For geologists badlands are great fun. Lots of well exposed formations and raw geomorphic processes to behold. My early geology years were all about hard rocks, mines and metamorphic processes. But I found a recent trip into some badlands had me very enthusiastic about the work I currently do on slope stability. Lots of great landslides to check out.

This bad land area is not in Washington State. Theodore Roosevelt bought and operated a ranch here in these badlands. After his first wife died he came here to heal. He drew great inspiration from this landscape. Douglas Brinkley in Wilderness Warrior titled a chapter of the book Cradle of Conservation: the Elkhorn Ranch of North Dakota. That conservation ethic had a profound impact on the Washington State landscape we know today: 8 National Wildlife Refuges and 8 National Forests covering tens of thousands of acres were set aside in Washington State by Roosevelt.

The site of Roosevelt's ranch is now part of Theodore Roosevelt National Park in southwest North Dakota. With the near complete demise of the bison on the Great Plains, the area was very attractive for cattle ranchers in the late 1800s as the grasses had been ungrazed for several years and their had been no droughts or terrible cold spells. 

Besides the history and alien like landscape, the park is full of landslides.

Landslide block. The hill in the foreground is coherent detached slide block from the slope on the left.

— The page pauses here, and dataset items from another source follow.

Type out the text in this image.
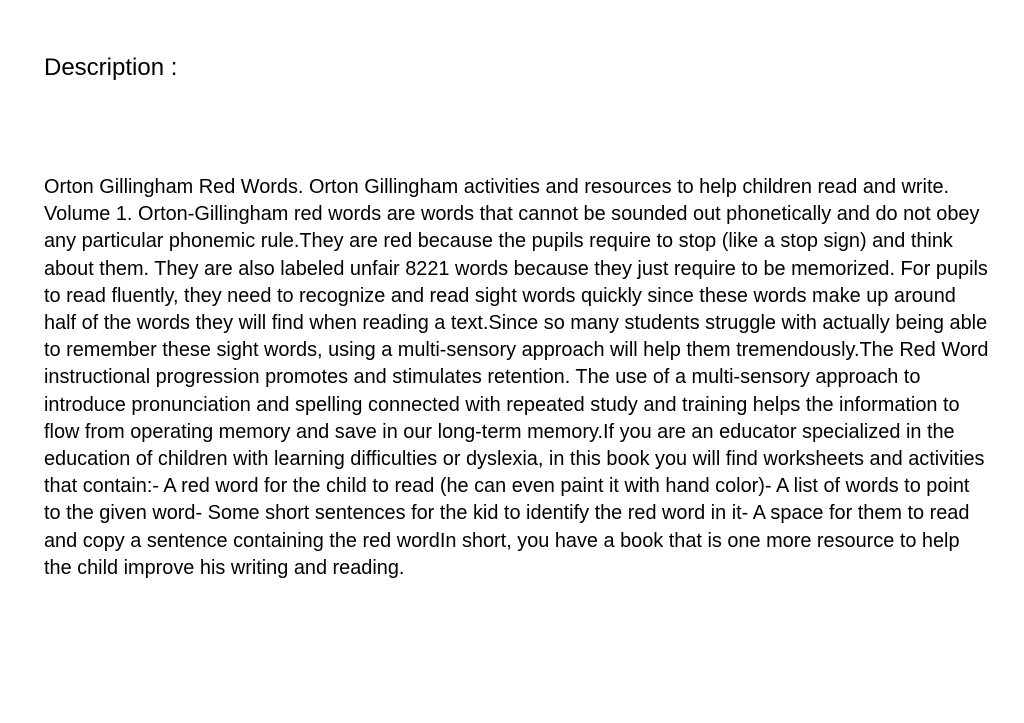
Description :

Orton Gillingham Red Words. Orton Gillingham activities and resources to help children read and write. Volume 1. Orton-Gillingham red words are words that cannot be sounded out phonetically and do not obey any particular phonemic rule.They are red because the pupils require to stop (like a stop sign) and think about them. They are also labeled unfair 8221 words because they just require to be memorized. For pupils to read fluently, they need to recognize and read sight words quickly since these words make up around half of the words they will find when reading a text.Since so many students struggle with actually being able to remember these sight words, using a multi-sensory approach will help them tremendously.The Red Word instructional progression promotes and stimulates retention. The use of a multi-sensory approach to introduce pronunciation and spelling connected with repeated study and training helps the information to flow from operating memory and save in our long-term memory.If you are an educator specialized in the education of children with learning difficulties or dyslexia, in this book you will find worksheets and activities that contain:- A red word for the child to read (he can even paint it with hand color)- A list of words to point to the given word- Some short sentences for the kid to identify the red word in it- A space for them to read and copy a sentence containing the red wordIn short, you have a book that is one more resource to help the child improve his writing and reading.
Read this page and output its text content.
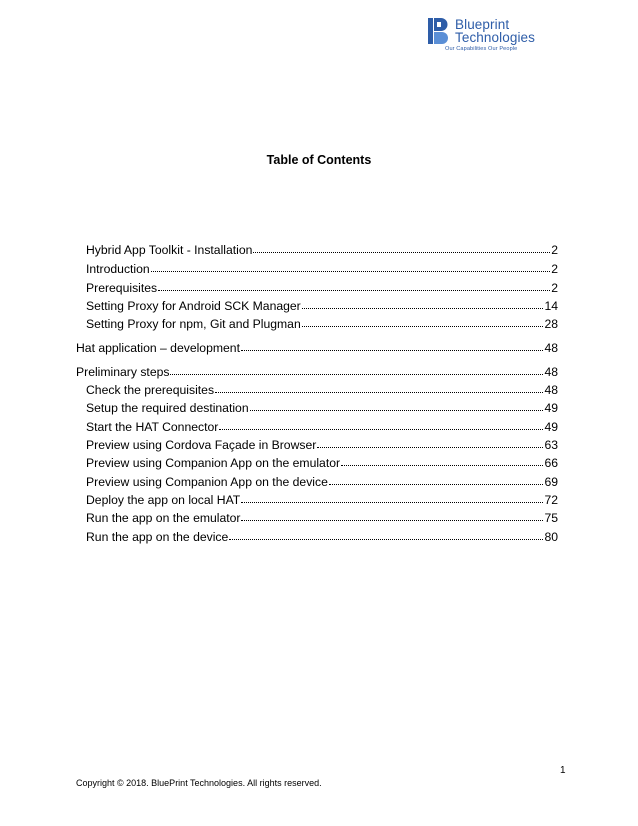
Blueprint
Technologies
Our Capabilities Our People
Table of Contents
Hybrid App Toolkit - Installation	2
Introduction	2
Prerequisites	2
Setting Proxy for Android SCK Manager	14
Setting Proxy for npm, Git and Plugman	28
Hat application – development	48
Preliminary steps	48
Check the prerequisites	48
Setup the required destination	49
Start the HAT Connector	49
Preview using Cordova Façade in Browser	63
Preview using Companion App on the emulator	66
Preview using Companion App on the device	69
Deploy the app on local HAT	72
Run the app on the emulator	75
Run the app on the device	80
1
Copyright © 2018. BluePrint Technologies. All rights reserved.
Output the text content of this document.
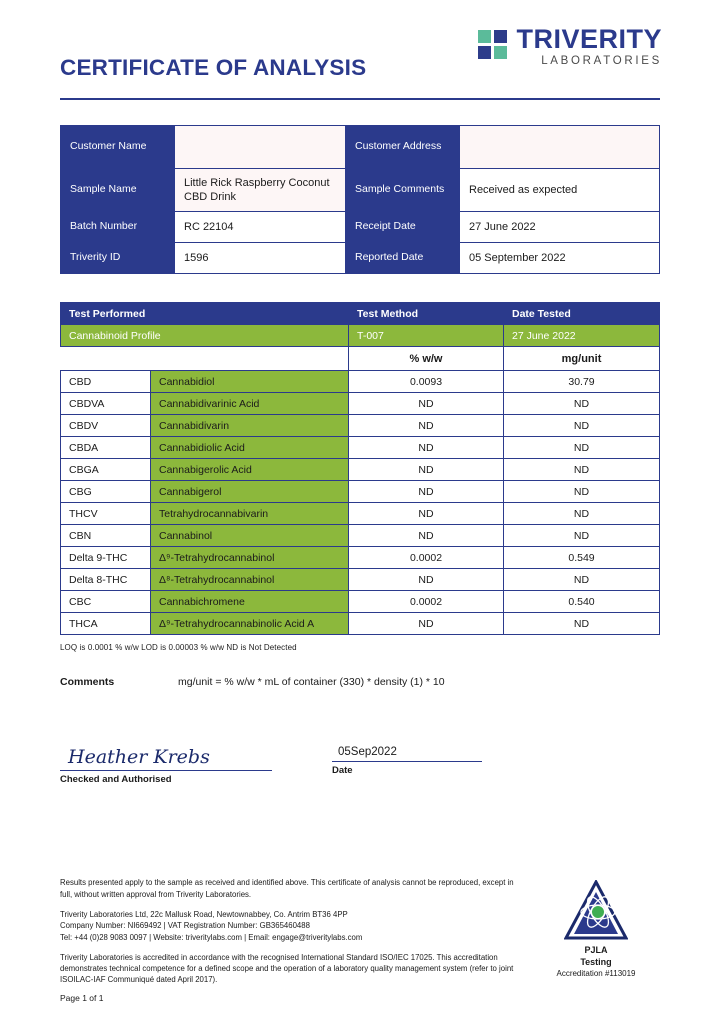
TRIVERITY
LABORATORIES
CERTIFICATE OF ANALYSIS
Customer Name		Customer Address	
Sample Name	Little Rick Raspberry Coconut CBD Drink	Sample Comments	Received as expected
Batch Number	RC 22104	Receipt Date	27 June 2022
Triverity ID	1596	Reported Date	05 September 2022
Test Performed		Test Method	Date Tested
Cannabinoid Profile		T-007	27 June 2022
		% w/w	mg/unit
CBD	Cannabidiol	0.0093	30.79
CBDVA	Cannabidivarinic Acid	ND	ND
CBDV	Cannabidivarin	ND	ND
CBDA	Cannabidiolic Acid	ND	ND
CBGA	Cannabigerolic Acid	ND	ND
CBG	Cannabigerol	ND	ND
THCV	Tetrahydrocannabivarin	ND	ND
CBN	Cannabinol	ND	ND
Delta 9-THC	Δ⁹-Tetrahydrocannabinol	0.0002	0.549
Delta 8-THC	Δ⁸-Tetrahydrocannabinol	ND	ND
CBC	Cannabichromene	0.0002	0.540
THCA	Δ⁹-Tetrahydrocannabinolic Acid A	ND	ND
LOQ is 0.0001 % w/w LOD is 0.00003 % w/w ND is Not Detected
Comments	mg/unit = % w/w * mL of container (330) * density (1) * 10
Heather Krebs
Checked and Authorised
05Sep2022
Date

Results presented apply to the sample as received and identified above. This certificate of analysis cannot be reproduced, except in full, without written approval from Triverity Laboratories.

Triverity Laboratories Ltd, 22c Mallusk Road, Newtownabbey, Co. Antrim BT36 4PP

Company Number: NI669492 | VAT Registration Number: GB365460488

Tel: +44 (0)28 9083 0097 | Website: triveritylabs.com | Email: engage@triveritylabs.com

Triverity Laboratories is accredited in accordance with the recognised International Standard ISO/IEC 17025. This accreditation demonstrates technical competence for a defined scope and the operation of a laboratory quality management system (refer to joint ISOILAC-IAF Communiqué dated April 2017).

Page 1 of 1
PJLA
Testing
Accreditation #113019
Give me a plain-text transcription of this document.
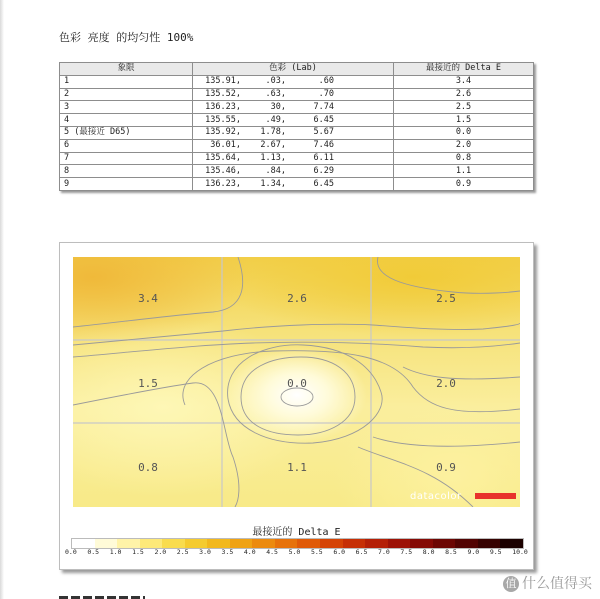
色彩 亮度 的均匀性 100%
象限	色彩 (Lab)	最接近的 Delta E
1	135.91, .03, .60	3.4
2	135.52, .63, .70	2.6
3	136.23, 30, 7.74	2.5
4	135.55, .49, 6.45	1.5
5 (最接近 D65)	135.92, 1.78, 5.67	0.0
6	36.01, 2.67, 7.46	2.0
7	135.64, 1.13, 6.11	0.8
8	135.46, .84, 6.29	1.1
9	136.23, 1.34, 6.45	0.9
3.4	2.6	2.5
1.5	0.0	2.0
0.8	1.1	0.9
datacolor
最接近的 Delta E
0.0 0.5 1.0 1.5 2.0 2.5 3.0 3.5 4.0 4.5 5.0 5.5 6.0 6.5 7.0 7.5 8.0 8.5 9.0 9.5 10.0
值 什么值得买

Another slide block with classic back slope from rotation

Cracks on road surface indicating an ongoing problem

Dip on road surface and patches mark the outer edge of a large failure involving the road.

Same failure looking down from above along the edge of the slide area.
The road was clearly constructed across an old slide surface

Expansive clay within the slide area. Bentonite swells when wet making it useful for sealing wells and landfills but a real problem for slope stability.  

This section of road is in real trouble at another slide location

Yet another slide in the early stages beginning to fracture the road

View to Little Missouri River from the headwall of new slide

This slide did not impact a road but made a trail a bit tricky

Inverted topography: Southwest North Dakota is not flat, the hills are just downward

1 comment:

Abe Jacobson said...

Argillic shale is not a good base for roadbed on hillside! What you picture here happens all the time. A roadbed there is futile.

Another good example of this is at Douglas Pass, halfway from Grand Junction to Rangely on Colorado Rt. 139.